This is the first in a series of articles by Maura Carley, President and CEO of Healthcare Navigation, LLC. We’ve asked Maura to provide several posts that can help guide the readers of this site through America’s increasingly complex health-insurance maze. —Ed.
The provisions of the Affordable Care Act—that ambitious and massive piece of legislation nicknamed “Obamacare”—are set to roll out over a 10-year period, from 2010 to 2020. Some provisions are already in place, and a major chunk of the law will go into effect this coming October.
My firm, Healthcare Navigation, LLC, is already fielding questions about the fall opening of the long-promised Healthcare Exchanges, set up to make health insurance more affordable for Americans in the “individual market” (those who do not get health insurance through their employers). This seems like a good time to offer our readers a primer. This is a practical review of how Obamacare will affect you and your family, and a guide to what action you might need to take this year.

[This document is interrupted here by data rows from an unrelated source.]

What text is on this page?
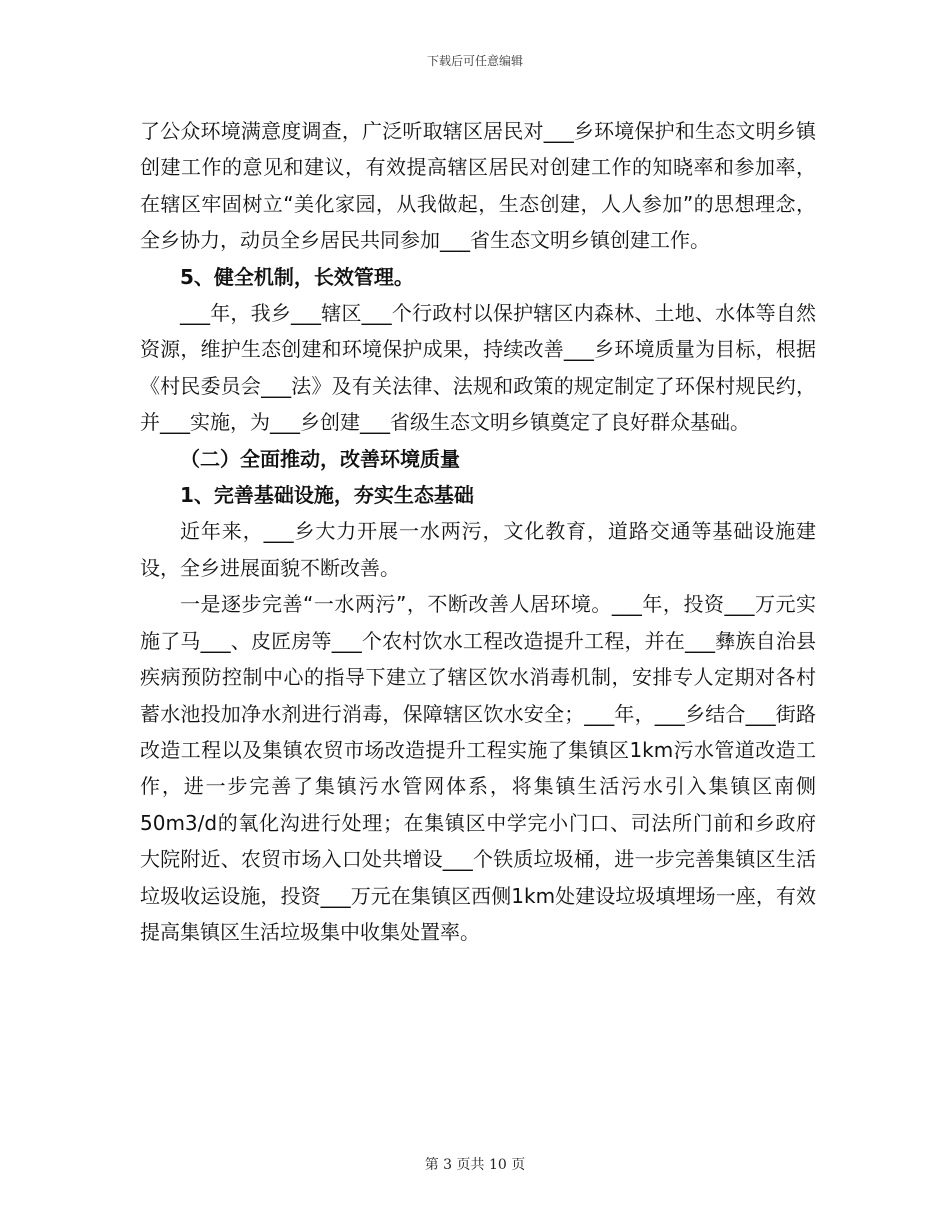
下载后可任意编辑

了公众环境满意度调查，广泛听取辖区居民对___乡环境保护和生态文明乡镇创建工作的意见和建议，有效提高辖区居民对创建工作的知晓率和参加率，在辖区牢固树立“美化家园，从我做起，生态创建，人人参加”的思想理念，全乡协力，动员全乡居民共同参加___省生态文明乡镇创建工作。

5、健全机制，长效管理。

___年，我乡___辖区___个行政村以保护辖区内森林、土地、水体等自然资源，维护生态创建和环境保护成果，持续改善___乡环境质量为目标，根据《村民委员会___法》及有关法律、法规和政策的规定制定了环保村规民约，并___实施，为___乡创建___省级生态文明乡镇奠定了良好群众基础。

（二）全面推动，改善环境质量

1、完善基础设施，夯实生态基础

近年来，___乡大力开展一水两污，文化教育，道路交通等基础设施建设，全乡进展面貌不断改善。

一是逐步完善“一水两污”，不断改善人居环境。___年，投资___万元实施了马___、皮匠房等___个农村饮水工程改造提升工程，并在___彝族自治县疾病预防控制中心的指导下建立了辖区饮水消毒机制，安排专人定期对各村蓄水池投加净水剂进行消毒，保障辖区饮水安全；___年，___乡结合___街路改造工程以及集镇农贸市场改造提升工程实施了集镇区1km污水管道改造工作，进一步完善了集镇污水管网体系，将集镇生活污水引入集镇区南侧50m3/d的氧化沟进行处理；在集镇区中学完小门口、司法所门前和乡政府大院附近、农贸市场入口处共增设___个铁质垃圾桶，进一步完善集镇区生活垃圾收运设施，投资___万元在集镇区西侧1km处建设垃圾填埋场一座，有效提高集镇区生活垃圾集中收集处置率。

第 3 页共 10 页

Key Provisions Already in Place
The act was signed into law on March 23, 2010, and upheld as constitutional by the Supreme Court on June 28, 2012.

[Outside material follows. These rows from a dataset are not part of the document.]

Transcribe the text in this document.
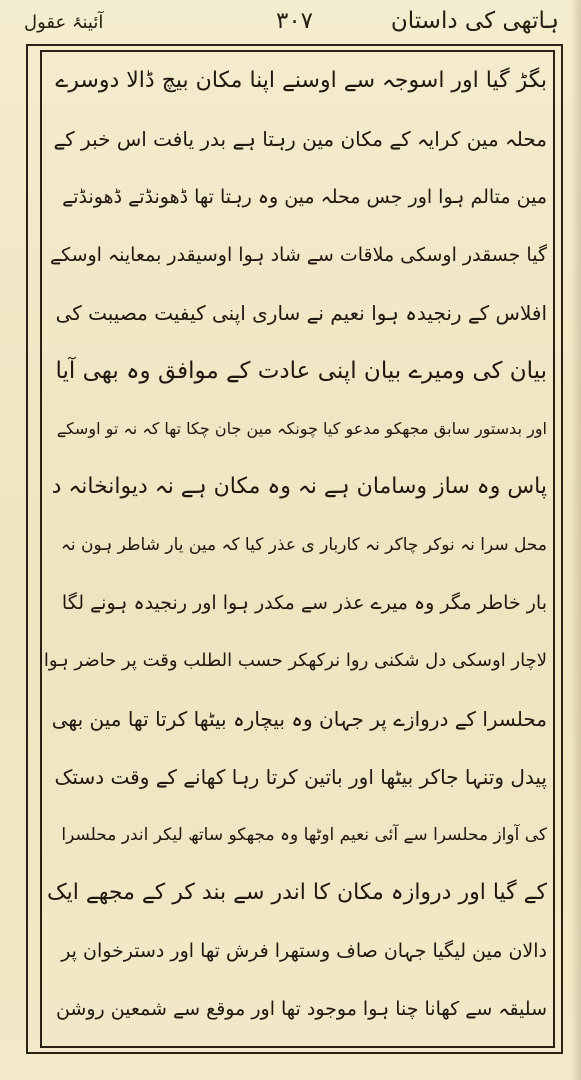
ہاتھی کی داستان
۳۰۷
آئینۂ عقول
بگڑ گیا اور اسوجہ سے اوسنے اپنا مکان بیچ ڈالا دوسرے
محلہ مین کرایہ کے مکان مین رہتا ہے بدر یافت اس خبر کے
مین متالم ہوا اور جس محلہ مین وہ رہتا تھا ڈھونڈتے ڈھونڈتے
گیا جسقدر اوسکی ملاقات سے شاد ہوا اوسیقدر بمعاینہ اوسکے
افلاس کے رنجیدہ ہوا نعیم نے ساری اپنی کیفیت مصیبت کی
بیان کی ومیرے بیان اپنی عادت کے موافق وہ بھی آیا
اور بدستور سابق مجھکو مدعو کیا چونکہ مین جان چکا تھا کہ نہ تو اوسکے
پاس وہ ساز وسامان ہے نہ وہ مکان ہے نہ دیوانخانہ د
محل سرا نہ نوکر چاکر نہ کاربار ی عذر کیا کہ مین یار شاطر ہون نہ
بار خاطر مگر وہ میرے عذر سے مکدر ہوا اور رنجیدہ ہونے لگا
لاچار اوسکی دل شکنی روا نرکھکر حسب الطلب وقت پر حاضر ہوا
محلسرا کے دروازے پر جہان وہ بیچارہ بیٹھا کرتا تھا مین بھی
پیدل وتنہا جاکر بیٹھا اور باتین کرتا رہا کھانے کے وقت دستک
کی آواز محلسرا سے آئی نعیم اوٹھا وہ مجھکو ساتھ لیکر اندر محلسرا
کے گیا اور دروازہ مکان کا اندر سے بند کر کے مجھے ایک
دالان مین لیگیا جہان صاف وستھرا فرش تھا اور دسترخوان پر
سلیقہ سے کھانا چنا ہوا موجود تھا اور موقع سے شمعین روشن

Three key provisions are already in place:
- Young adults are allowed to remain on a parent’s plan until they are 26;
- Lifetime caps on key benefits like hospitalization have been removed;
- There are no out-of-pocket expenses for various preventive services.
Why All the Stories in the Press About Changes in 2014?
On October 1, 2013, health insurance exchanges, or marketplaces (marketplace is the current preferred federal terminology) are to be running in each state; they will offer insurance products to individuals at different levels of coverage (bronze, silver, gold, platinum, and a catastrophic plan) starting on January 1, 2014. To see an exchange site that’s been up and running for several years, go to www.mahealthconnector.org and explore Massachusetts’ site.
• Pre-existing conditions cannot be a factor in the granting of individual health insurance.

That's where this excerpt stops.